Pere Torres Grau es el director general de la Autoritat del Transport Metropolità (ATM). Hijo de Reus, es un economista que ha vivido de ejercer cargos. Entre presidencias, vicepresidencias, direcciones y una asesoría del conseller de Interior Felip Puig (CDC), suma en su hoja de servicios nueve empleos bien pagados. Con perfil de empleado público de segunda fila, poco brillante y menos mediático, su aportación al bienestar de las poblaciones afectadas consiste en cambiar el nombre de  veinte estaciones de metro, tranvía, Rodalies y FGC. Como Rodalies funciona a la perfección, el metro es un modelo de seguridad, el tranvía no entorpece la movilidad y no causa accidentes y los ferrocatas desconocen los retrasos, Torres dedica una millonada no especificada a la decoración e instalación de miles de carteles y señales en todas las estaciones y apeaderos. Algo muy útil, necesario y urgente.

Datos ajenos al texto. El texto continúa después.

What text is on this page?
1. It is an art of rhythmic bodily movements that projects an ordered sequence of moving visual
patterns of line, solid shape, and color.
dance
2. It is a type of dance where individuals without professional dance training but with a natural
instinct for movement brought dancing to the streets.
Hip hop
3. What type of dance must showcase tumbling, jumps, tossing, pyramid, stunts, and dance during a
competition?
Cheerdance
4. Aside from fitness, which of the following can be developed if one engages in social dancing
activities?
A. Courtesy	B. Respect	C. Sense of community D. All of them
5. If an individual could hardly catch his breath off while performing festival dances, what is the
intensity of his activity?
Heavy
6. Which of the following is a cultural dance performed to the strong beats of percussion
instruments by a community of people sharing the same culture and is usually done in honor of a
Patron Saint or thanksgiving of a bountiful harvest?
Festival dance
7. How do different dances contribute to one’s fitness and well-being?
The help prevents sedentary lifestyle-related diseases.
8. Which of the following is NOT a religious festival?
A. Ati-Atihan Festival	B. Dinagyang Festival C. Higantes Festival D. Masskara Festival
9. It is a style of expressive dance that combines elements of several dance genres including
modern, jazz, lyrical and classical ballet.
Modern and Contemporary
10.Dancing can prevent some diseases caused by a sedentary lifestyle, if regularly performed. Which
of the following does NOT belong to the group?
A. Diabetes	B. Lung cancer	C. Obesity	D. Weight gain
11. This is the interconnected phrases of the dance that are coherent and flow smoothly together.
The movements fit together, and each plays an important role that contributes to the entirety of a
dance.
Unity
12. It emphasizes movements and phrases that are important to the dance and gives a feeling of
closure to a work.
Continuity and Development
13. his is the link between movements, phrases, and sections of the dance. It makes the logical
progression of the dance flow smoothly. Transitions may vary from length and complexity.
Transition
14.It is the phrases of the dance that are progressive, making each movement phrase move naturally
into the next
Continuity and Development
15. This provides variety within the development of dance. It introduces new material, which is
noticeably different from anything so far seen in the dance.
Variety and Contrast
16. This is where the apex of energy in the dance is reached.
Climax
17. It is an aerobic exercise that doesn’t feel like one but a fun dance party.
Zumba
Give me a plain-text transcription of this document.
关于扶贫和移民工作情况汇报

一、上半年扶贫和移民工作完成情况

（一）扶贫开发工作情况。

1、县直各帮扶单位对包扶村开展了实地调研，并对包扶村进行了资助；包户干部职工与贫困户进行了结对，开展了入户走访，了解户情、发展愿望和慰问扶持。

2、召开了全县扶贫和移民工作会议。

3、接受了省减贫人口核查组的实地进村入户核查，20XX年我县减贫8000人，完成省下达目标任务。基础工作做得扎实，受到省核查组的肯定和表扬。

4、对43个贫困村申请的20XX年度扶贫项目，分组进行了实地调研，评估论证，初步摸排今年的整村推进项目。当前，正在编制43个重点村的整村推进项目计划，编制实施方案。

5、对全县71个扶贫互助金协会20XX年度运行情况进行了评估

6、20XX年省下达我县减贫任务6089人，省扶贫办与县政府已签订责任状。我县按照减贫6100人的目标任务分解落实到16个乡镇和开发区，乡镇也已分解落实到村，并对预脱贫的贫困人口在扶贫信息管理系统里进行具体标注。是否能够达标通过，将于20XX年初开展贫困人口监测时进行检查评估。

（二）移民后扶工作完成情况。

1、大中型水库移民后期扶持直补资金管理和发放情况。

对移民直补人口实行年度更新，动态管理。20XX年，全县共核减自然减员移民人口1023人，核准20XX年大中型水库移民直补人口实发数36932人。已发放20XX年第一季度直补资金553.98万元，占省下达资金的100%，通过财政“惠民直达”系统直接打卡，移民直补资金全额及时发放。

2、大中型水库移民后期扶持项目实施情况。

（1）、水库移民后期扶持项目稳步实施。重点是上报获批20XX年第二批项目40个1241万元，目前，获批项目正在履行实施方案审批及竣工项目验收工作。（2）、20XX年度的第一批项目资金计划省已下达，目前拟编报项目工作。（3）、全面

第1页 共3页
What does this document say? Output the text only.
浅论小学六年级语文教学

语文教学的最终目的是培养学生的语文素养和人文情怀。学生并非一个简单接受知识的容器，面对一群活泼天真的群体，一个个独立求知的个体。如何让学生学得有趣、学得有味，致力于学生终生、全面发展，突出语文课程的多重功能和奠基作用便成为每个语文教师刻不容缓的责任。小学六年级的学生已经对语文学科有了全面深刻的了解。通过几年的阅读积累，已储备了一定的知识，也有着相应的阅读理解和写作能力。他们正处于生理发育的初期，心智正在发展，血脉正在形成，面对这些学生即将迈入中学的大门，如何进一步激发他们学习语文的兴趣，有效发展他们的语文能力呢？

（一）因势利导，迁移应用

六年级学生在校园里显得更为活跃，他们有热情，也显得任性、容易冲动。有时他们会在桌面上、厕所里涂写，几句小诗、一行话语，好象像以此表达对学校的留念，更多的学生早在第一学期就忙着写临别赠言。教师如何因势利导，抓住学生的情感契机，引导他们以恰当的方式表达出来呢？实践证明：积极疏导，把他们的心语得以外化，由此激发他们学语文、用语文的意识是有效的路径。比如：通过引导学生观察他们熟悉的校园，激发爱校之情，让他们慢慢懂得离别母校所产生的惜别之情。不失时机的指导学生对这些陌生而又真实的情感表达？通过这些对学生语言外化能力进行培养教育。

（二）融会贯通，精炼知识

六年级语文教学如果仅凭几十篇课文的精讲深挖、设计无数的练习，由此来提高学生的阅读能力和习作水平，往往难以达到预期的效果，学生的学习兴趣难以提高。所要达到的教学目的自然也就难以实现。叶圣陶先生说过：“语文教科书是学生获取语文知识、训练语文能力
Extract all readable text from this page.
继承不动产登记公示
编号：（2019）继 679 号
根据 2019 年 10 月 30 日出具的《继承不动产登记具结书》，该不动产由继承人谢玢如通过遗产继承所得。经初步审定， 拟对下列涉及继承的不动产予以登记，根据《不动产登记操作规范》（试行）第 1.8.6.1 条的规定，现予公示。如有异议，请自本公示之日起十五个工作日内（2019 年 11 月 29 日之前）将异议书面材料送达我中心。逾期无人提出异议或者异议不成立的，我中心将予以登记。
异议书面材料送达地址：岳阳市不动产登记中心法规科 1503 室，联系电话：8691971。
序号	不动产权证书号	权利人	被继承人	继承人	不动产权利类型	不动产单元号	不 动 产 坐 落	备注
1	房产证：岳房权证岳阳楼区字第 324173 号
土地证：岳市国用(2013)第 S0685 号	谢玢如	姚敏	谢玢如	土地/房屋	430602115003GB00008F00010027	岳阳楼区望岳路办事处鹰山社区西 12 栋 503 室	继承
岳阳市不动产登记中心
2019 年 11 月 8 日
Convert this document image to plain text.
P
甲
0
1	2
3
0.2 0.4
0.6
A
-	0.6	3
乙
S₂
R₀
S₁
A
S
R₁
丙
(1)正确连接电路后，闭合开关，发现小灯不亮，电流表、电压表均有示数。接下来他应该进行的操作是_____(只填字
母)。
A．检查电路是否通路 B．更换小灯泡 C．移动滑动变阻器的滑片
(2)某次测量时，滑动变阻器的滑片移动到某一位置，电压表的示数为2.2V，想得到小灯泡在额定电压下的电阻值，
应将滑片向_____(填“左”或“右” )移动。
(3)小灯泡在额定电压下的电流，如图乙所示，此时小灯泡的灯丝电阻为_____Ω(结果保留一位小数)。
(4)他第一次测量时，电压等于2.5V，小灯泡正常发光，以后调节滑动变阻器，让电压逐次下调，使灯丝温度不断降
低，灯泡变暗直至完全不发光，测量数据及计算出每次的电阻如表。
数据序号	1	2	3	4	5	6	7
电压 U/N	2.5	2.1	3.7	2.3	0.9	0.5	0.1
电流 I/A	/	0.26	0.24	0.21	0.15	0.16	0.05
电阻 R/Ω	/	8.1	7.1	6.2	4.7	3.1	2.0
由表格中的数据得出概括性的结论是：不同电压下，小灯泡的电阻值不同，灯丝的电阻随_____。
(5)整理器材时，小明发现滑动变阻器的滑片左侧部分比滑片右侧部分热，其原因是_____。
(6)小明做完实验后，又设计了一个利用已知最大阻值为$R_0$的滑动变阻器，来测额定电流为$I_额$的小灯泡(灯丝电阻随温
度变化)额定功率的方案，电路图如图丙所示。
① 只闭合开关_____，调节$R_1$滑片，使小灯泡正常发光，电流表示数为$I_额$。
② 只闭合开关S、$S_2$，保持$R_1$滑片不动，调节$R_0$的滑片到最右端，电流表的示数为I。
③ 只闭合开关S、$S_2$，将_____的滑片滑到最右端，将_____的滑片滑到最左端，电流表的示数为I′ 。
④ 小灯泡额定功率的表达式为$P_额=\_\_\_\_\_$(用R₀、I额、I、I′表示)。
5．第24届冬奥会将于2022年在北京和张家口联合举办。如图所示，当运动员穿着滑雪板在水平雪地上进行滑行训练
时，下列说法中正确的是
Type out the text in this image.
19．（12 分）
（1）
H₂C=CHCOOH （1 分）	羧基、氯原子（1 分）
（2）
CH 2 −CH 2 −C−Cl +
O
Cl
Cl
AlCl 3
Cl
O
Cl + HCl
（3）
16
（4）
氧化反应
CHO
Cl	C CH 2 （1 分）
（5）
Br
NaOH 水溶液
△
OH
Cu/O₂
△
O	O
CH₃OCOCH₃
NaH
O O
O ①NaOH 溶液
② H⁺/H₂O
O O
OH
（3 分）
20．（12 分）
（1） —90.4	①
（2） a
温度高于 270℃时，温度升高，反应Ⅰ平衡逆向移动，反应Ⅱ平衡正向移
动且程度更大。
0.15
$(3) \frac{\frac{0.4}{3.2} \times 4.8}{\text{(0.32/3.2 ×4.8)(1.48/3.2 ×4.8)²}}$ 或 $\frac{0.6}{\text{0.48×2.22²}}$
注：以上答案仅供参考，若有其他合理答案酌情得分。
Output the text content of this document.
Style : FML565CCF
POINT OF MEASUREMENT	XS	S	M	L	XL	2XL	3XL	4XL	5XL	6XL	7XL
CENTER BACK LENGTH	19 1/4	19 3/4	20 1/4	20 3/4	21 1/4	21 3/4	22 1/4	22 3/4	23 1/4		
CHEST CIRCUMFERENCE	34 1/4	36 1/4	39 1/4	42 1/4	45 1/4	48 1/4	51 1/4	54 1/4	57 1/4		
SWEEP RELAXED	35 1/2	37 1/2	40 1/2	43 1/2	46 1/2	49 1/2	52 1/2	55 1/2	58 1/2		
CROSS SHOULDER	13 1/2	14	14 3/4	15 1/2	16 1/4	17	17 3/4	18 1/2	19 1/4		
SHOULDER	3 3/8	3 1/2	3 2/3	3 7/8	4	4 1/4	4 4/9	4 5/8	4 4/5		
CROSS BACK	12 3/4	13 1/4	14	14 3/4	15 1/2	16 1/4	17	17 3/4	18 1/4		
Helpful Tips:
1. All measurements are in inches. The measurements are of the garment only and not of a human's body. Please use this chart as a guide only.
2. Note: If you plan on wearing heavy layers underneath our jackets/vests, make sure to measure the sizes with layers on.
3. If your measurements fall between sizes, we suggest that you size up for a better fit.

Cuánto costará la operación, quién hará los diseños, qué empresas se ocuparán de tantas faenas, a qué imprenta se encargará y si habrá muchos comisionistas no se sabe. Lo que da que pensar en cuando Torres estaba en la órbita de aquel partido del tres por ciento. En todo caso, ¿de qué sirve cambiar y alargar nombres como Llucmajor República, hacerse un lío con  Fabra i Puig y Sant Andreu, sustituir Clot por El Clot, o dedicar una parada a los Indians, algunos de los cuales se enriquecieron con la trata de seres humanos, como el derribado Antonio López? Entre contradicciones y ridículos habituales, Torres promete que todo se hará progresivamente para aprovechar sinergias y minimizar costes. Lo que significa años y años de obras y negocios.